Tras recorrerse el rostro con la señal de la cruz, enderezó la mirada hacia delante, metió la primer velocidad y siguió su camino por Arteaga, ya con la paz interior de quien se siente escuchada por el Altísimo.
Mientras irremediablemente seguía al Nissan, aún incrédulo, por las adoquinadas calles de Querétaro, recordé la anécdota que solía platicar Paco Rabell sobre su padre y aquella ciudad que se nos transformó sin apenas sentirlo.
Contaba el actor queretano por excelencia que en aquellos ya lejanos años de su niñez, acaso de su adolescencia, su progenitor, preocupado por el ahorro, salía de su casa de Venustiano Carranza, donde hoy es el popular Corral de Comedias, se montaba en su coche y en punto muerto, aprovechando la bajada de la loma del Sangremal, recorría sin encenderlo la propia calle de Carranza y las de Río de la Loza y Cinco de Mayo, hasta llegar al mismísimo Jardín Zenea, donde siempre encontraba lugar para estacionarlo. Ni una gota de gasolina gastada, bien guardada para el regreso loma arriba.
No sé si lo del caso del padre de Paco Rabell, y el de la señora que detiene su coche a mitad de la calle para orar frente a un templo, sean exclusivos de una ciudad como la nuestra, pero no dejan de ser curiosas y marcarse para siempre en la memoria.
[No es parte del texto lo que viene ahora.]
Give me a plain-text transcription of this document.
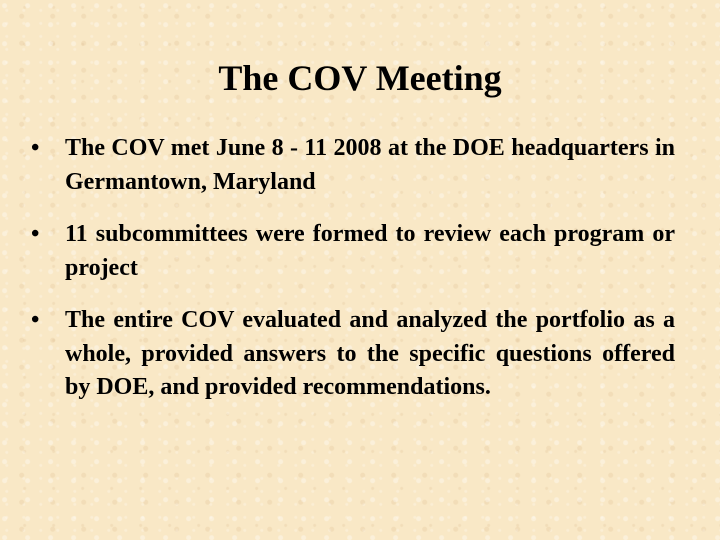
The COV Meeting
•	The COV met June 8 - 11 2008 at the DOE headquarters in Germantown, Maryland
•	11 subcommittees were formed to review each program or project
•	The entire COV evaluated and analyzed the portfolio as a whole, provided answers to the specific questions offered by DOE, and provided recommendations.
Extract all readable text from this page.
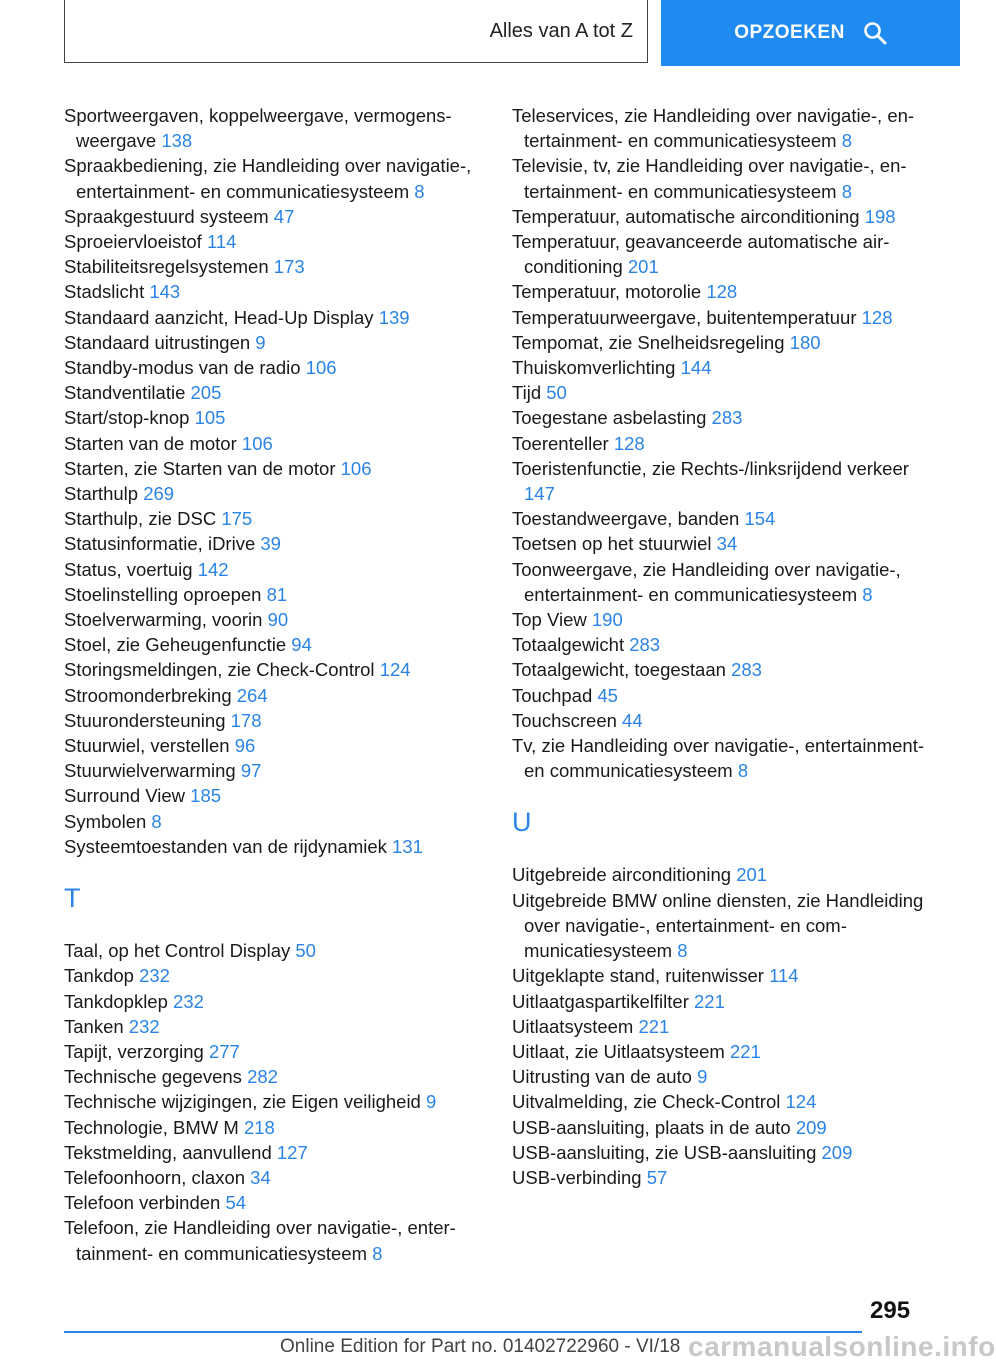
Alles van A tot Z	OPZOEKEN

Sportweergaven, koppelweergave, vermogensweergave 138

Spraakbediening, zie Handleiding over navigatie-, entertainment- en communicatiesysteem 8

Spraakgestuurd systeem 47

Sproeiervloeistof 114

Stabiliteitsregelsystemen 173

Stadslicht 143

Standaard aanzicht, Head-Up Display 139

Standaard uitrustingen 9

Standby-modus van de radio 106

Standventilatie 205

Start/stop-knop 105

Starten van de motor 106

Starten, zie Starten van de motor 106

Starthulp 269

Starthulp, zie DSC 175

Statusinformatie, iDrive 39

Status, voertuig 142

Stoelinstelling oproepen 81

Stoelverwarming, voorin 90

Stoel, zie Geheugenfunctie 94

Storingsmeldingen, zie Check-Control 124

Stroomonderbreking 264

Stuurondersteuning 178

Stuurwiel, verstellen 96

Stuurwielverwarming 97

Surround View 185

Symbolen 8

Systeemtoestanden van de rijdynamiek 131

T

Taal, op het Control Display 50

Tankdop 232

Tankdopklep 232

Tanken 232

Tapijt, verzorging 277

Technische gegevens 282

Technische wijzigingen, zie Eigen veiligheid 9

Technologie, BMW M 218

Tekstmelding, aanvullend 127

Telefoonhoorn, claxon 34

Telefoon verbinden 54

Telefoon, zie Handleiding over navigatie-, entertainment- en communicatiesysteem 8

Teleservices, zie Handleiding over navigatie-, entertainment- en communicatiesysteem 8

Televisie, tv, zie Handleiding over navigatie-, entertainment- en communicatiesysteem 8

Temperatuur, automatische airconditioning 198

Temperatuur, geavanceerde automatische airconditioning 201

Temperatuur, motorolie 128

Temperatuurweergave, buitentemperatuur 128

Tempomat, zie Snelheidsregeling 180

Thuiskomverlichting 144

Tijd 50

Toegestane asbelasting 283

Toerenteller 128

Toeristenfunctie, zie Rechts-/linksrijdend verkeer 147

Toestandweergave, banden 154

Toetsen op het stuurwiel 34

Toonweergave, zie Handleiding over navigatie-, entertainment- en communicatiesysteem 8

Top View 190

Totaalgewicht 283

Totaalgewicht, toegestaan 283

Touchpad 45

Touchscreen 44

Tv, zie Handleiding over navigatie-, entertainment- en communicatiesysteem 8

U

Uitgebreide airconditioning 201

Uitgebreide BMW online diensten, zie Handleiding over navigatie-, entertainment- en communicatiesysteem 8

Uitgeklapte stand, ruitenwisser 114

Uitlaatgaspartikelfilter 221

Uitlaatsysteem 221

Uitlaat, zie Uitlaatsysteem 221

Uitrusting van de auto 9

Uitvalmelding, zie Check-Control 124

USB-aansluiting, plaats in de auto 209

USB-aansluiting, zie USB-aansluiting 209

USB-verbinding 57

295
Online Edition for Part no. 01402722960 - VI/18 carmanualsonline.info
Por cierto que, ya por la más amplia calle de Ezequiel Montes, la señora del Nissan, recién curada como estaba del alma, imbuida por un repentino espíritu juvenil, apretó el acelerador, rebasó con facilidad tres autobuses con cartulinas en contra de Juan Barrios, y se perdió en la lejanía, como un suspiro, rumbo a Constituyentes.